La Cour des Miracles un film de Carine May et Hakim Zouhani
Au travers de certains films, on peut quelques fois voir dans le cinéma comme dans le ciel ou la terre, ce qui pousse tous les jours autour de nous.
J’ai vu trois films au cinéma hier et aujourd’hui. Cela ne m’est pas beaucoup arrivé depuis que je suis devenu père de voir trois films en un jour et demi. Le premier film a été La Cour des Miracles de Carine May et Hakim Zouhani. Je me devais d’aller le voir.
Le premier miracle de Carine May et de Hakim Zouhani, derrière celui de leur premier passage au long métrage après plusieurs courts et moyens métrages, tels que La Rue des Cités, La Virée A Paname et Molii , est d’avoir pu faire une réserve de leur comédie.

La banlieue parisienne, en Seine Saint Denis, l’inégalité des expériences et des chances malgré les atouts dont on dispose et la vitrine de la réussite parisienne géographiquement proche mais historiquement et économiquement éloignée sont quelques uns des thèmes abordés dans les films de Carine May et de Hakim Zouhani. Devant leur film, on peut -aussi- penser au documentaire La Cour de Babel réalisé en 2013 par Julie Bertuccelli.
Quand Kielowski, dans les années 90, avait réalisé sa trilogie Trois couleurs Bleu, Blanc et Rouge, il ne nous parlait ni de banlieue ni d’école publique mais de certaines épreuves morales. Après avoir vécu ces épreuves morales, et en avoir fait le deuil, on pouvait encore rêver. Devant La Cour des Miracles, c’est beaucoup plus difficile. Je me dis que la Man Tine du début du 20ème siècle de Rue Cases Nègres (l’œuvre de Joseph Zobel adaptée en 1983 par Euzhan Palcy) avait plus d’espoir pour son petit José que nous ne pouvons en avoir pour l’avenir des enfants de l’école Prévert de La Cour des Miracles.

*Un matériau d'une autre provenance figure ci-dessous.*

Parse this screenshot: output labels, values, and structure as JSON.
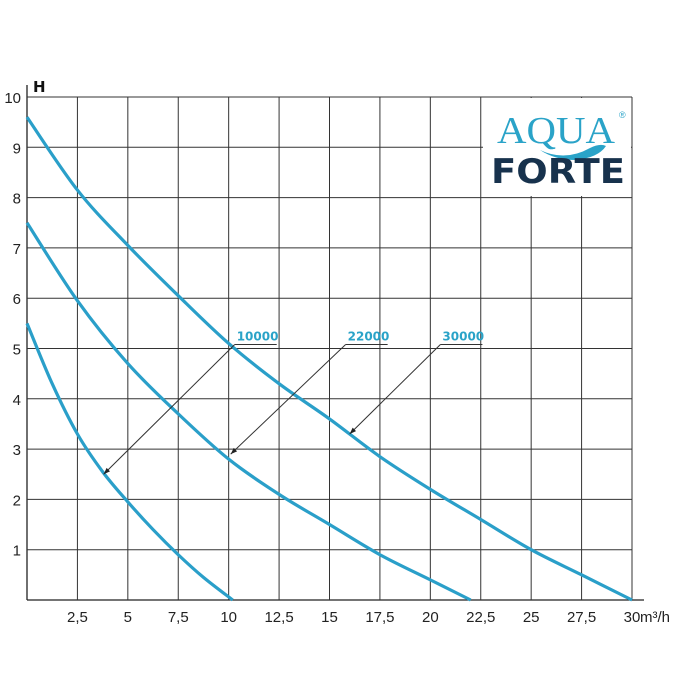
{
  "chart_data": {
    "type": "line",
    "title": "",
    "xlabel": "m³/h",
    "ylabel": "H",
    "xlim": [
      0,
      30
    ],
    "ylim": [
      0,
      10
    ],
    "grid": true,
    "x_ticks": [
      2.5,
      5,
      7.5,
      10,
      12.5,
      15,
      17.5,
      20,
      22.5,
      25,
      27.5,
      30
    ],
    "x_tick_labels": [
      "2,5",
      "5",
      "7,5",
      "10",
      "12,5",
      "15",
      "17,5",
      "20",
      "22,5",
      "25",
      "27,5",
      "30"
    ],
    "y_ticks": [
      1,
      2,
      3,
      4,
      5,
      6,
      7,
      8,
      9,
      10
    ],
    "y_tick_labels": [
      "1",
      "2",
      "3",
      "4",
      "5",
      "6",
      "7",
      "8",
      "9",
      "10"
    ],
    "line_color": "#2a9fc9",
    "series": [
      {
        "name": "10000",
        "x": [
          0,
          1.25,
          2.5,
          3.75,
          5,
          6.25,
          7.5,
          8.75,
          10.2
        ],
        "y": [
          5.5,
          4.3,
          3.3,
          2.55,
          1.95,
          1.4,
          0.9,
          0.45,
          0
        ]
      },
      {
        "name": "22000",
        "x": [
          0,
          2.5,
          5,
          7.5,
          10,
          12.5,
          15,
          17.5,
          20,
          22
        ],
        "y": [
          7.5,
          5.95,
          4.7,
          3.7,
          2.8,
          2.1,
          1.5,
          0.9,
          0.4,
          0
        ]
      },
      {
        "name": "30000",
        "x": [
          0,
          2.5,
          5,
          7.5,
          10,
          12.5,
          15,
          17.5,
          20,
          22.5,
          25,
          27.5,
          30
        ],
        "y": [
          9.6,
          8.15,
          7.05,
          6.05,
          5.1,
          4.3,
          3.6,
          2.85,
          2.2,
          1.6,
          1.0,
          0.5,
          0
        ]
      }
    ],
    "annotations": [
      {
        "text": "10000",
        "at": [
          10.3,
          5.0
        ],
        "points_to": [
          3.8,
          2.5
        ]
      },
      {
        "text": "22000",
        "at": [
          15.8,
          5.0
        ],
        "points_to": [
          10.1,
          2.9
        ]
      },
      {
        "text": "30000",
        "at": [
          20.5,
          5.0
        ],
        "points_to": [
          16.0,
          3.3
        ]
      }
    ]
  },
  "logo": {
    "text_top": "AQUA",
    "text_bottom": "FORTE",
    "registered": "®",
    "color_top": "#2aa3c8",
    "color_bottom": "#17324d"
  }
}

A ces sujets, proches de la chanson It noh funny de LKJ dans les années 80, on pourrait préférer regarder un nouveau combat de MMA, une nouvelle dystopie ou écouter un titre de Dua Lipa. Cependant, Carine May et Hakim Zouhani parviennent à nous tirer vers leur optimisme.
« Ce n’est pas contre vous. Vous, vous défendez votre école et, moi, je défends mon enfant ! » dira Mme Nedjar, un des principaux personnages antagonistes du film ( interprété avec délice par l’écrivaine Faïza Guène ) la mère d’un des enfants scolarisés à l’école Prévert à sa directrice, Zahia, interprétée par Rachida Brakni.
Carine May et Hakim Zouhani, eux, défendent leur vision- féministe et égalitaire- du monde comme leur usage du cinéma. Ils nous montrent des visages et un univers que nous voyons encore assez peu sur grand écran. La banlieue qu’ils filment (Paris, pour changer, n’y est jamais montrée) n’est ni une expo de racailles ni une fontaine de crackeux. Leur casting est aussi à l’image de la mixité sociale à laquelle ils aspirent. Puisqu’il est composé de Rachida Brakni et de Gilbert Melki, des acteurs rapidement identifiables, pour leur carrière ou pour certains de leurs rôles « sociétaux » (Brakni dans Neuilly, sa mère) et d’acteurs et de personnalités vus et entendus ailleurs tels que Faïza Guène, donc, mais aussi Disiz, Steve Tientcheu ou Mourad Boudaoud. La photo de l’affiche de leur film ressemble à ces photos de classe d’il y a « longtemps » dans les écoles publiques, d’il y a trente ou quarante ans.